Time Trying to Keep it Simple

I have several serious hobbies that I try to maintain. However, it can be a bit sad when I have to admit that I will never be as knowledgeable as I want to be about any of them that are not my full time job. The reality is that each hobby is someone’s full-time job and the more time they spend at it the more there is to know, and the further behind I fall.

I’m not sure if it is human nature or just the nature of the way we define knowledge but the longer we work at something the more we define it. That only increases the amount and complexity of information. At some point, this level of complexity becomes a barrier to entry for newcomers. When I catch myself droning on about technical details of 3D imaging to a newcomer I try to fall back on a key lessons learned for a SPAR presentation I gave back in 2010 on Information Theory.

The concept is a more specific version of the K.I.S.S. concept (Keep It Simple, Stupid). In 1956, George A. Miller wrote a piece for the Psychological Review in which he outlined examples of a human being’s ability to process information. The highlights are as follows:

• Tests show we have a channel capacity of 2.6 bits…
o 1 bit = 1 decision
o 2.6 bits = 6.5 categories or things you can remember
• …And when you reach channel capacity?
o Processing reverts from Pre-frontal cortex (rational) to older more emotion based parts of the brain
o This is bad for us as we are introducing new things and New=Change=Risk=Fear
o Best reasons for 3D imaging are just that; Reasonable

While the paper goes on to explore ways of increasing the amount of things that a person can retain in short term memory through recoding and such, the basic principle is that in a conversation or presentation a person is capable to holding on to about seven points. Now think about your sales pitch, presentation, or typical introduction. How many points are you trying to get across? It is important to remember that each piece of information that is new counts as a point! We are able to recall massive amounts of information because we have recoded it all into chunks that represent many more bits than we could remember on first read. Our clients have not spent the time in our industry to do this. They have been spending their time learning their job!

These capacity issues are actually one of the reasons that 3D imaging is such a powerful tool. One method of recoding is to present the information in a format that the user already understands. There are few formats more familiar than the way in which most of us view the world with stereoscopic vision. Why learn a map legend or coding system when you can simply view it as it looks in reality?

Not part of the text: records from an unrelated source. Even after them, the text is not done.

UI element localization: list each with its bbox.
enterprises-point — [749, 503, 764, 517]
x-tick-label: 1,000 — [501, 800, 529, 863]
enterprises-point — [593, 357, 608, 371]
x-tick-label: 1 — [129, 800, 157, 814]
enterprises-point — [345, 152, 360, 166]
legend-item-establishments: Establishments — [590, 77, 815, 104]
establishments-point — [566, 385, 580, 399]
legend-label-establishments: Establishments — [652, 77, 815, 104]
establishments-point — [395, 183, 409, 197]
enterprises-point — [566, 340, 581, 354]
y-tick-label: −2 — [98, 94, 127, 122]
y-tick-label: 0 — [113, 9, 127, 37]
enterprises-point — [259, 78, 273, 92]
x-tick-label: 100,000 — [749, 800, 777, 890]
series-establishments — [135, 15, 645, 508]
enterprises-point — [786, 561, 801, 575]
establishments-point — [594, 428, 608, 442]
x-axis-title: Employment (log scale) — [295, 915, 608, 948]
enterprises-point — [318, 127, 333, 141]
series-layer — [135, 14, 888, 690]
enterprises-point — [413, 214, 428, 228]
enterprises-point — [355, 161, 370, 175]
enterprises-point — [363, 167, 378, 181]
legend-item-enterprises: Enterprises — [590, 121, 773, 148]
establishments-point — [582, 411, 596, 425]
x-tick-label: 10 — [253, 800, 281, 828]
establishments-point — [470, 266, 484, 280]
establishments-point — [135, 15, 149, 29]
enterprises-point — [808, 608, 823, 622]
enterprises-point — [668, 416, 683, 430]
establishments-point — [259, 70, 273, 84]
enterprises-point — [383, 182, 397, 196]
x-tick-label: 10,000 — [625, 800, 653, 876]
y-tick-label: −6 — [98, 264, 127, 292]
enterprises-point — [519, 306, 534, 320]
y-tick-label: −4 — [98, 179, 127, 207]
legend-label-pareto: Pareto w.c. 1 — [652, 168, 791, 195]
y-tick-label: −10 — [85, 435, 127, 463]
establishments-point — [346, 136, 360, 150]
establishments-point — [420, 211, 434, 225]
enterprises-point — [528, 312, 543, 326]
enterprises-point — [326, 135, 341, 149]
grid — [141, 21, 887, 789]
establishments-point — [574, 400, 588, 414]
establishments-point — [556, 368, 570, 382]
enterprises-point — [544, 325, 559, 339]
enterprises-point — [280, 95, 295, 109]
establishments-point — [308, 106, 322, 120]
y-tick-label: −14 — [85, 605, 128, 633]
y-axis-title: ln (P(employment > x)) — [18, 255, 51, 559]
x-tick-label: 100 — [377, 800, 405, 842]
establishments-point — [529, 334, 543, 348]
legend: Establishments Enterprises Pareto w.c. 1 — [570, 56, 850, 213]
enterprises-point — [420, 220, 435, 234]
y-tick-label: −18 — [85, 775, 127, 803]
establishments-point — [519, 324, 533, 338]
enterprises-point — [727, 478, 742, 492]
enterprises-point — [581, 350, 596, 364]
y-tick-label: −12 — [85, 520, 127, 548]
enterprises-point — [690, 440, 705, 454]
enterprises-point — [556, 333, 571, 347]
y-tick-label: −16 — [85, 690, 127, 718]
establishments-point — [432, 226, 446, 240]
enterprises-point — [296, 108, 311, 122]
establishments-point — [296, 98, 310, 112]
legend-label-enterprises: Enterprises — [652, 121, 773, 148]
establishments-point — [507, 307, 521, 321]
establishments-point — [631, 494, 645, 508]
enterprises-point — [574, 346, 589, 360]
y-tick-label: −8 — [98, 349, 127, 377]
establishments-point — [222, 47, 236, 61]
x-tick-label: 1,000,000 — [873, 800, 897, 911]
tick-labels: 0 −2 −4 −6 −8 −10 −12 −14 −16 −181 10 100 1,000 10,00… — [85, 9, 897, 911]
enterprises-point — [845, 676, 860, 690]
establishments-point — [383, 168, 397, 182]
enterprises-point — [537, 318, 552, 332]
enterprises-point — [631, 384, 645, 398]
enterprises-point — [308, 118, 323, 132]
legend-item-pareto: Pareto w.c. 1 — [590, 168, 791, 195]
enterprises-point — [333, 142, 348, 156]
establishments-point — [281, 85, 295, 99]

However, the how and why all of this comes together can be a lot to take in for the uninitiated.

The bright side can be seen in one of my side interests- computing. I probably know less (as a percentage of all there is to know) about computing today than when I was plugging away on a Commodore 64 in my parent’s living room. I certainly know less about the inner works of my iPad than I did the Commodore 64. However, when I look at the level of computing power and productivity afforded by the iPad there is no contest. I know less and can do more. Apple’s success is a testament to keeping it simple for those of us that are not spending our working life as a computer scientist. I think our job is to do the same for our clients. Enable them to do more, even when they know less.